An innovative new grant program for fighting forest loss is putting project design and funding decisions in the hands of indigenous peoples and local communities and giving them the power to set priorities and implement programs aimed at conserving their natural environment.
Several members of forest communities say they see it as a unifying platform they can use to make their voices heard and to tackle forest loss and climate change on their own terms.
The program, called the Dedicated Grant Mechanism (DGM), is financed by the Climate Investment Funds as a special initiative of the Forest Investment Program and was recently approved by the World Bank Board of Directors. It will be implemented at both global and national levels in countries implementing the Forest Investment Program.

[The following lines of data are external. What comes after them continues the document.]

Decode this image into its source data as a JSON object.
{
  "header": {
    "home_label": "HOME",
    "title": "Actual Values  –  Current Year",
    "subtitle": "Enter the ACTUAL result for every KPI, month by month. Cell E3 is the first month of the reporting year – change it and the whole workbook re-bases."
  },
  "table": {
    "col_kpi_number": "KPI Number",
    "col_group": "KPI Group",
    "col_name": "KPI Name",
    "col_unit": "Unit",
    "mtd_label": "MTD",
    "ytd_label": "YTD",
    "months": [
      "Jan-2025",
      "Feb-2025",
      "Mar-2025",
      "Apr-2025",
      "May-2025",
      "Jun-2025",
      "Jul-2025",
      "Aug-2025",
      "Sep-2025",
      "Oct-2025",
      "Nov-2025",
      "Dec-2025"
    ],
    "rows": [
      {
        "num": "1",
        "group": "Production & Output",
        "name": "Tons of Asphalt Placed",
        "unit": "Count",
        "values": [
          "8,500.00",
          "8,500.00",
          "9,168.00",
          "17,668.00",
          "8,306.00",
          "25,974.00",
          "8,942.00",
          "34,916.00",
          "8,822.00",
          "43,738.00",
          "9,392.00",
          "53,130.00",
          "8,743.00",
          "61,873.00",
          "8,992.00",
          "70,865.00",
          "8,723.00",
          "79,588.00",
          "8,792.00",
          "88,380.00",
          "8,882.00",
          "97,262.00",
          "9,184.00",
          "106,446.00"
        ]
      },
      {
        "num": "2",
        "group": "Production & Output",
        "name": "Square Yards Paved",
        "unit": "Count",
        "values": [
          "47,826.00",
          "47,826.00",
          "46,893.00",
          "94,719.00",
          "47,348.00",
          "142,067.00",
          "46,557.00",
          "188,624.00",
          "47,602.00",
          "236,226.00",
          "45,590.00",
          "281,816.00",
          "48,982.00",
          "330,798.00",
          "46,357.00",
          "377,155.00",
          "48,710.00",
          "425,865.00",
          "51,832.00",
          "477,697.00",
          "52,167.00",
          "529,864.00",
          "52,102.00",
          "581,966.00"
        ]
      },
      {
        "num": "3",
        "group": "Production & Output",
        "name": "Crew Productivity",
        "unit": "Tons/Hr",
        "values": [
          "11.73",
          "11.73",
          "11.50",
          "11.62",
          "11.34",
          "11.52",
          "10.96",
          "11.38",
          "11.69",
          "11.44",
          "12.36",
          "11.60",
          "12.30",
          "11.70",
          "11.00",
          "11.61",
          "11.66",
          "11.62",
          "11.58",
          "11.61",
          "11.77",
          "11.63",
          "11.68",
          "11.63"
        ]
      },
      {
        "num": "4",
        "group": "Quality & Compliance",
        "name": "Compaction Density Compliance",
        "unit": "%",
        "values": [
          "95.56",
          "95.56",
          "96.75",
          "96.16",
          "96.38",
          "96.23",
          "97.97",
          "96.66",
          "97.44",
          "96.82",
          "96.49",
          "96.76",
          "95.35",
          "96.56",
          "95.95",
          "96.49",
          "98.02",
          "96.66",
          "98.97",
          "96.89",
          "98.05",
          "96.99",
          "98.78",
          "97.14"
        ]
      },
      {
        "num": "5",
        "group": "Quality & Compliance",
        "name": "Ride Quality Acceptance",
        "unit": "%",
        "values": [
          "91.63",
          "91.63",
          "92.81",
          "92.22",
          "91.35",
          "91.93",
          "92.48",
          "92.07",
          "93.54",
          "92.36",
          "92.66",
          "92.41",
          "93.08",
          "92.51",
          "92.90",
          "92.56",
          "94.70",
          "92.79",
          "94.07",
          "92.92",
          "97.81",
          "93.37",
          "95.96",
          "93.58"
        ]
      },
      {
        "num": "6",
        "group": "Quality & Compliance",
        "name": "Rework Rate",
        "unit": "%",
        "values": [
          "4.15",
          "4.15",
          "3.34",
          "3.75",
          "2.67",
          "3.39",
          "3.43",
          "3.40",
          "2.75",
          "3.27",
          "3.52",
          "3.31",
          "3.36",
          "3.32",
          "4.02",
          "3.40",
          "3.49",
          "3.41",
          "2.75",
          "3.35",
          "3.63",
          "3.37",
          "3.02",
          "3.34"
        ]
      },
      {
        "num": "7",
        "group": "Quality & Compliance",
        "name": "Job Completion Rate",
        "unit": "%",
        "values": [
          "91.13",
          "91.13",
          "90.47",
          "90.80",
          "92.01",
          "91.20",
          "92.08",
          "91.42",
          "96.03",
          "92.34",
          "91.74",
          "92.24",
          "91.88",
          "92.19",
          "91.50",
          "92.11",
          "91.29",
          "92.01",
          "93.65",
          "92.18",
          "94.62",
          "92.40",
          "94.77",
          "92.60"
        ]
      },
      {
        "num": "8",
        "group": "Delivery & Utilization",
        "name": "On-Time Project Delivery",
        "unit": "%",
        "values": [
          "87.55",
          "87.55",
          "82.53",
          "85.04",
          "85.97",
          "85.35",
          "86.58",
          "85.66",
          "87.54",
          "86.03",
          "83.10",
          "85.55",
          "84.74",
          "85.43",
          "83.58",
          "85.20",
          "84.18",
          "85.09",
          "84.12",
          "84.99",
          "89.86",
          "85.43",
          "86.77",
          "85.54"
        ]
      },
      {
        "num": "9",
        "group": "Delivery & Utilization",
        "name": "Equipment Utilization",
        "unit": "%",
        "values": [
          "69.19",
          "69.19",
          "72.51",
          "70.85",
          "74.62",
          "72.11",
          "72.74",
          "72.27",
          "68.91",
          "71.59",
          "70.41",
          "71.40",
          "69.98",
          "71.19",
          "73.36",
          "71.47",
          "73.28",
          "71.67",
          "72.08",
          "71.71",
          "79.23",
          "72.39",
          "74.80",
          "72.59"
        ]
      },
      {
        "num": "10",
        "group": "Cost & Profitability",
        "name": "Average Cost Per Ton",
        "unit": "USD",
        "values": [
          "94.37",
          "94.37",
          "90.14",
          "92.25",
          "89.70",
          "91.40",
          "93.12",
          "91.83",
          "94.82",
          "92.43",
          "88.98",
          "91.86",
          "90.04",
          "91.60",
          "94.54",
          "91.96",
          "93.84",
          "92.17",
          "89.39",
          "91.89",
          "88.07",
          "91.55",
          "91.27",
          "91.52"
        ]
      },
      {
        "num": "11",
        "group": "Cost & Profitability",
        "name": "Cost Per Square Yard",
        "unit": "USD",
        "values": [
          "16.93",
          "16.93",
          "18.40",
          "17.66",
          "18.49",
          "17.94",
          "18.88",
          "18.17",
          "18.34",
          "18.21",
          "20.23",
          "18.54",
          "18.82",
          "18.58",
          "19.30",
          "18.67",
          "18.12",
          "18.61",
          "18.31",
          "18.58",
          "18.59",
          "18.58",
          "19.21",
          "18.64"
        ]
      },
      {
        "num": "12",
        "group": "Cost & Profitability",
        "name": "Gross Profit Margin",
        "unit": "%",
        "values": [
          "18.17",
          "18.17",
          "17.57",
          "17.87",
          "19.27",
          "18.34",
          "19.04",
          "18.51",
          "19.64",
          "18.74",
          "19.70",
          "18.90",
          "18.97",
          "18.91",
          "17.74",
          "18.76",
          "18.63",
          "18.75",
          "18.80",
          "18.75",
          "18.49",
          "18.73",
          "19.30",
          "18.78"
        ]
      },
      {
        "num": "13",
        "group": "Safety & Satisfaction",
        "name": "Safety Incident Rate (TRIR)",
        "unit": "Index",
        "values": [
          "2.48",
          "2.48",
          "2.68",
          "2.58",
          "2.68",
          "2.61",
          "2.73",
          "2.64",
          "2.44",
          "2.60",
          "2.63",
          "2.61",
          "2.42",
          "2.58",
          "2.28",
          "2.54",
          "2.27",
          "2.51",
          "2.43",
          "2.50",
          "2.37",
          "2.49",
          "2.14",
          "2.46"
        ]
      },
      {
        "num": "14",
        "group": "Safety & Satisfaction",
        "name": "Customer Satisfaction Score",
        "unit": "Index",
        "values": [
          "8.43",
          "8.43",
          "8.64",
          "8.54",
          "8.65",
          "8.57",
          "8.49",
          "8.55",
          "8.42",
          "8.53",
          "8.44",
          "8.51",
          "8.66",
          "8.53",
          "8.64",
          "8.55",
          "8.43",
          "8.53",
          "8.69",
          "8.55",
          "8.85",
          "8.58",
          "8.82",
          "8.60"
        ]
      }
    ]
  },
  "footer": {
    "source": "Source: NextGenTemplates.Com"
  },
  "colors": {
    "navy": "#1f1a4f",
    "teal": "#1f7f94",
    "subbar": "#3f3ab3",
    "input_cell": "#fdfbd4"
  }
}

“We have never had this kind of program before … we have the ownership of this program,” said Mina Setra, from Aliansi Masyarakat Adat Nusantara (AMAN), one of the largest organizations of Indigenous Peoples in Indonesia, who represents the Kalimantan region of Indonesia on the DGM national steering committee. “I think this is a good opportunity for Indigenous Peoples to exercise our capacities in managing programs and also funding. That is what is unique about the dedicated grant mechanism.”
Designed by and for Indigenous Peoples and local communities
Forests play an important role in our world. They help combat climate change by absorbing about 15 percent of the planet’s greenhouse gas emissions and also provide economic, social and environmental services – from creating jobs to providing housing and food to protecting the watershed. An estimated 1.3 billion people, or nearly 20 percent of the world’s population, rely on forests and forest products for their livelihoods.
But forest-dependent communities are among the most marginalized in the world, with the majority living on less than $1.25 per day. And deforestation not only damages their surroundings, but it also adds to the carbon footprint.
World Bank Group Vice President and Special Envoy for Climate Change Rachel Kyte welcomed the Board’s approval of the new program. “This global mechanism fully recognizes the vital role communities play in the stewardship of forests and is the first to ensure that indigenous people and forest dependent communities will design, implement and govern the program according to their own priorities,” Kyte said.
Designed by and for Indigenous Peoples and local communities, the DGM has two components: country-specific projects and a global learning and exchange project that links all the country projects and serves as a global outreach platform.
Funding agroforestry in the Cerrado
So far, funding has been approved for the global learning project (nearly $5 million) and for the first of the country series in Brazil, where $6.5 million was approved for a project in the Cerrado region, a massive expanse of wooded grasslands that makes up more than 20 percent of Brazil. That money will be used in part to help finance agroforestry initiatives based on native and adapted fruits, to help pay for processing units for agriculture and non-timber forest products and also to help with production and commercialization of handicrafts.